Cisco: A String-of-Pearls Strategy

12/29/2015 8:00 am EST

Focus: STOCKS

Richard Moroney

Editor, Dow Theory Forecasts

Our latest featured recommendation—a leading provider of computer-networking gear—recently cautioned about soft spending for US companies and sluggish overseas markets, explains Richard Moroney, editor of Dow Theory Forecasts.

Cisco Systems (CSCO) fell after the company gave disappointing guidance for the January quarter. The strong US dollar continues to weigh on international sales, about 47% of Cisco’s total revenue. 

Its largest business—switches—faces pricing pressure, partly due to cheaper alternatives. And the strong US dollar continues to weigh on international sales, about 47% of Cisco’s total revenue. 

Nevertheless, Cisco offers steady, if unspectacular, growth. For the 12 months ended October, per share profits from operations rose 13%, while sales, operating cash flow, and free cash flow all increased 5%.

Over the past 24 quarters, a stretch dating back to November 2009, sales have risen in 21 quarters, earnings per share from operations in 19 quarters, and operating cash flow in 17 quarters.

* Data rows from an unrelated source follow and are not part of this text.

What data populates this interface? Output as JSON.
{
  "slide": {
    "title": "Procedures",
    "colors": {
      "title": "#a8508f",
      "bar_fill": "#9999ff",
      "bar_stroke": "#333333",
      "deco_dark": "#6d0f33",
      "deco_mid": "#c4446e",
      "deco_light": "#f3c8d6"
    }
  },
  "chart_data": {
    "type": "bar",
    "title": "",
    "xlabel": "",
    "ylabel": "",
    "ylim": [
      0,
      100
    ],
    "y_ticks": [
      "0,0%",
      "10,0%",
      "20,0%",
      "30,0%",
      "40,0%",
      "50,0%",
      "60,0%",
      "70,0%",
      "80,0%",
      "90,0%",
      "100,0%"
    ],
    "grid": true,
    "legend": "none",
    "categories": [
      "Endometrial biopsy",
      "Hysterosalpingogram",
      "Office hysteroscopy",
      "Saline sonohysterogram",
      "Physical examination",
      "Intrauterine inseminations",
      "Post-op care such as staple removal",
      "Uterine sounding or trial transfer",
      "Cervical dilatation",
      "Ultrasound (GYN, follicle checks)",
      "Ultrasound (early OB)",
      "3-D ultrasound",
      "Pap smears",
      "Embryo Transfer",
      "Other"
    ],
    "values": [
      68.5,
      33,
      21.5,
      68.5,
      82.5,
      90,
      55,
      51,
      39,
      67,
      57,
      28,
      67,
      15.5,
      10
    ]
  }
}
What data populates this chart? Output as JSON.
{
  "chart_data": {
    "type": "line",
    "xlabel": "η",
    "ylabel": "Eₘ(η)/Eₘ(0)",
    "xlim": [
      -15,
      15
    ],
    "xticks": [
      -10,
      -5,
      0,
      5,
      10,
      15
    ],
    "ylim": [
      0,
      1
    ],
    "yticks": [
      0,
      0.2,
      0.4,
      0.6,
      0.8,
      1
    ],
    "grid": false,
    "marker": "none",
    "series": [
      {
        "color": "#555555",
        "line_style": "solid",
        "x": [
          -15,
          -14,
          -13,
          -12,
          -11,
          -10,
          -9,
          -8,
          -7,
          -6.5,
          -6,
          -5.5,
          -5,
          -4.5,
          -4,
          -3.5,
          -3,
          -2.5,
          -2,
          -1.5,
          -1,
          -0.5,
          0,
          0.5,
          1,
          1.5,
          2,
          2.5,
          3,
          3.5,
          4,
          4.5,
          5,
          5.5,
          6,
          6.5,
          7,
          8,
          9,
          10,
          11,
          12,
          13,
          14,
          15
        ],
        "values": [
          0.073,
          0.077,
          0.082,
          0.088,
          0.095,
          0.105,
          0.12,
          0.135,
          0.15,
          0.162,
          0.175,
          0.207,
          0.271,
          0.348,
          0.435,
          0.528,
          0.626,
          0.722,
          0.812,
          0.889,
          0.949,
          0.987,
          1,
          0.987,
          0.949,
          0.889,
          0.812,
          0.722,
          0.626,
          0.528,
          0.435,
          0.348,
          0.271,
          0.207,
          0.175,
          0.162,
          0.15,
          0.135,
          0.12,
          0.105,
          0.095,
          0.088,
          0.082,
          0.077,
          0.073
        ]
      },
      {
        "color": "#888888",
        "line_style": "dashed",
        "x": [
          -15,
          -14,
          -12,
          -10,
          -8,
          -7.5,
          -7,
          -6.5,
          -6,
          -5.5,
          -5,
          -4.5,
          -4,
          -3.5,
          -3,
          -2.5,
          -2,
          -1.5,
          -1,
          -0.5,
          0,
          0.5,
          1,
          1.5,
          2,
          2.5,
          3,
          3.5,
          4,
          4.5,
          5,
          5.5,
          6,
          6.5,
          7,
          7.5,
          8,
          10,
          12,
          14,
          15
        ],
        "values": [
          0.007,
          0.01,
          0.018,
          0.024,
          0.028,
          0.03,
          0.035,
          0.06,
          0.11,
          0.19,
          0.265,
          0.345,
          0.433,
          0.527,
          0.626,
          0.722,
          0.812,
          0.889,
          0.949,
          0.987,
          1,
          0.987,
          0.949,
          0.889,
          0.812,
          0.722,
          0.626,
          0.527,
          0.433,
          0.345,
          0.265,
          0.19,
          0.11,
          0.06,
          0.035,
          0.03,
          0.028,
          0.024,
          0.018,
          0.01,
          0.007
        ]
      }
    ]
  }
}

The company has eschewed the big deals many rivals rely on to drive growth. From fiscal 2011 ended July through fiscal 2015, Cisco completed 40 acquisitions for a total of $11.18 billion; just two of the deals were valued at more than $1 billion.

Cisco intends to continue this string-of-pearls strategy, announcing four more deals worth a combined $1.93 billion since July 30.

Routers and switches remain a crucial but diminishing part of Cisco’s business, combining for 46% of total sales in fiscal 2015, down from 63% a decade ago.

In recent years, Cisco has expanded its services business, while pushing into such new avenues as digital video systems, data-center equipment, wireless, and security solutions.

Cisco returned 73% of free cash flow to shareholders through stock buybacks and dividends in fiscal 2015, followed by 91% in the October quarter (comfortably above its minimum target of 50% of annual free cash flow).

Stock buybacks shaved 10% from the share count over the past five years. The quarterly dividend pays $0.21 per share, up from $0.06 per share when Cisco initiated the distribution in 2011. Cisco’s 3.1% yield ranks in the top 20% of dividend-paying stocks in the S&P 1500 technology sector.

Shares trade at 12 times trailing earnings, a 13% discount to their five-year average and 27% below the median for S&P 1500 communications-equipment stocks. The trailing P/E is just nine excluding net cash of $34.49 billion, nearly $7 per share.

Overall, Cisco’s management tends to be conservative and the company enjoys an excellent track record for exceeding expectations. Cisco is a Long-Term Buy.